Gelecekte Pekin ve Washington arasındaki ilişkiler nasıl gelişebilir? ABD Yönetimi bu soruyu “Rusya ve Çin Revizyonist devletler” diyerek cevaplandırdı. Bu devletler etki alanlarını genişletiyor ve savunma güçlerini artırıyorlardı. (FAZ, 19.12.2017) GFP’ye göre ABD, hedef aldığı bu ülkelerin birkaç katı bütçeyi silahlanmaya ayırdığından hiç söz etmiyor. Trump, Çin ve Rusya’yı ABD’nin etkisine, değerlerine ve gücüne meydan okuyan rakipler olarak nitelendirdi. “Özellikle Çin stratejik bir rakiptir, ekonomik olarak sınırlandırılmalıdır, yeni bir rekabet çağı içindeyiz.” (Agy)
SWP raporunda “Bir taraf tutamayız, Alman ekonomisi ve halkın refahını gözetiriz” denmektedir. Almanya, Atlantik paktı içinde birlikte hareket ettiği ABD’yi artık kendi başına bırakmaktadır.
DÜNYA İHRACAT DÜZENİ
Almanya’nın geliri ağırlıklı olarak ihracattan gelmektedir. Özellikle “açık, kuralları olan dünya ekonomik düzenine bağlıdır.” Almanya’nın GSMH içindeki ihracat payı yüzde 47’dir. Fransa’nın yüzde 30, İngiltere’nin ise yüzde 27’dir. Almanya’nın bu özelliği güney Avrupa ülkelerindeki krizleri körüklediği gerekçesiyle eleştirilmektedir. Ayrıca ABD Almanya ile ticaretinden yılda 50 milyar dolar açık vermektedir. ABD bu yoldan Almanya’nın refahına katkı sunmaya hiç de razı değildir. Almanya’ya karşı ticaret savaşı yürütmektedir.
DÜZENLEYİCİ GÜÇ OLMAK
Alman dış politika çevrelerine göre ülkenin refah ve istikrarını savunmak sadece Çin’le yatırım yarışına girmek değil, aynı zamanda ABD’nin direnişine karşı durmaktır. Almanya “elindeki güçle Avrupa’yı kendi ayakları üstünde tutan, dünya politikasında düzen kuran bir güç” olmasına çalışmalıdır. Bunun için süratle dış politika ve güvenlik politikalarında bütün mali olanaklar seferber edilmelidir. Dış politika, askeri ve gelişmeye ayrılan kamu payı yüzde 15’ten 20’ye çıkartılmalıdır. Sosyal hizmetlere öncelik tanıyan bazı tedbirlerden geri dönülmelidir.

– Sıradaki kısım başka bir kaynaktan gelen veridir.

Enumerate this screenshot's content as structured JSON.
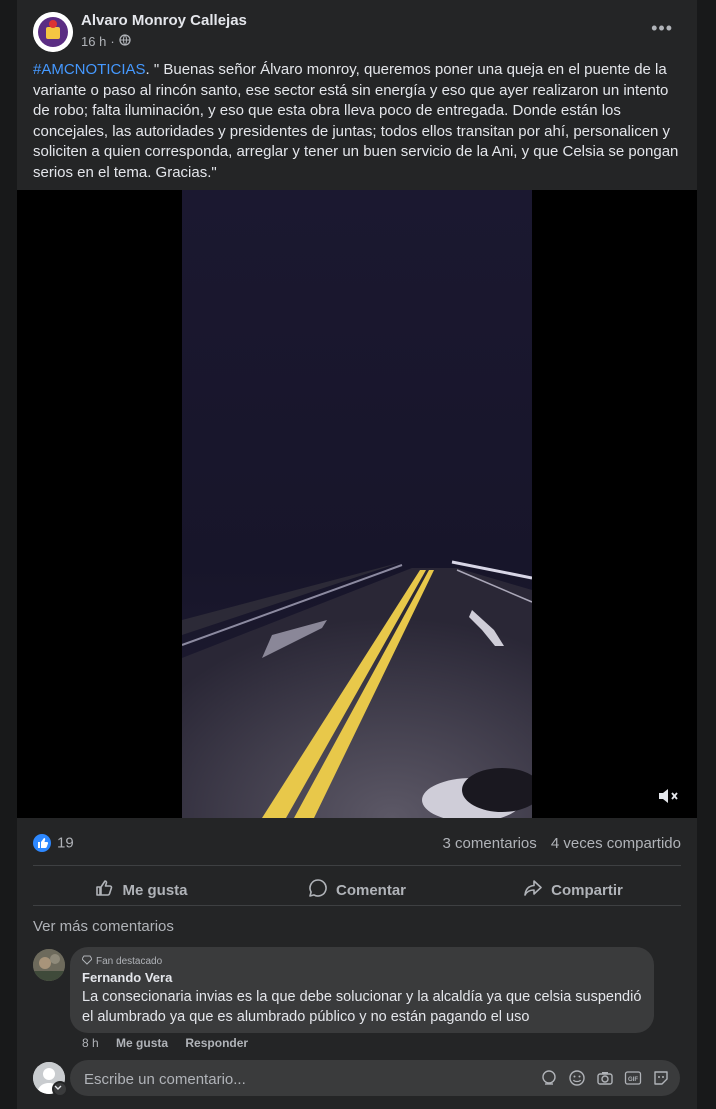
{
  "post": {
    "author": "Alvaro Monroy Callejas",
    "time": "16 h",
    "hashtag": "#AMCNOTICIAS",
    "text": ". \" Buenas señor Álvaro monroy, queremos poner una queja en el puente de la variante o paso al rincón santo, ese sector está  sin energía y eso que ayer realizaron un intento de robo; falta iluminación, y eso que esta obra lleva poco de entregada.  Donde están los concejales, las autoridades y presidentes de juntas;  todos ellos transitan por ahí,  personalicen y soliciten a quien corresponda, arreglar y tener un buen servicio de la Ani, y que Celsia se pongan serios en el tema. Gracias.\""
  },
  "stats": {
    "likes": "19",
    "comments": "3 comentarios",
    "shares": "4 veces compartido"
  },
  "actions": {
    "like": "Me gusta",
    "comment": "Comentar",
    "share": "Compartir"
  },
  "comments_section": {
    "more": "Ver más comentarios",
    "comment": {
      "badge": "Fan destacado",
      "name": "Fernando Vera",
      "text": "La consecionaria invias es la que debe solucionar y la alcaldía ya que celsia suspendió el alumbrado ya que es alumbrado público y no están pagando el uso",
      "time": "8 h",
      "like": "Me gusta",
      "reply": "Responder"
    },
    "input_placeholder": "Escribe un comentario..."
  },
  "colors": {
    "background": "#18191a",
    "card": "#242526",
    "accent": "#2d88ff",
    "hashtag": "#4599ff",
    "road_line": "#e8c84a"
  }
}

‘AMERİKAN ÜSTÜNLÜĞÜ TARİH OLMAKTADIR’
SWP’nin sunduğu öneriler Dışişleri Bakanı Sigmar Gabriel’in yankı uyandıran konuşmasındaki görüşleriyle örtüşmektedir. Gabriel “Amerika’nın küresel üstünlüğü artık tarih olmaktadır” dedikten sonra “Bu ülke Almanya-AB’yi yarışmacı hatta ekonomik rakip olarak görmektedir” diye eklemiştir. Amerika müttefiklerini hedef almaktadır. Bu nedenle Berlin ve Brüksel, Amerika’ya karşı yeni bir stratejik davranış biçimi geliştirmelidir. (Bak “Gabriel’in savaş ilanı” yazısı) Gabriel’e göre AB bugüne kadar gerçek bir dünya gücü olamadı. Bu bakımdan, rahat olmasa da acilen AB’yi düzen kurucu bir güç haline getirmeye yoğunlaşılmalıdır. SWP, “Gelişmelere göre Berlin ve Brüksel dış politikada olgun ve esnek bir yol izlemeli, maddi, mali ve kadro sorunlarında şartlar hazırlamalıdır” diye önermektedir.
GFP soruyor: “Güçlü olmak için Gabriel’in önerdiği çabalar başarıya götürecek mi?” Bakan’ın görüşü: “Hareket etmeye mecburuz. Dünya gücü olmak için ısrar edeceğiz. Riziko var ancak bundan tasarruf edemeyiz.”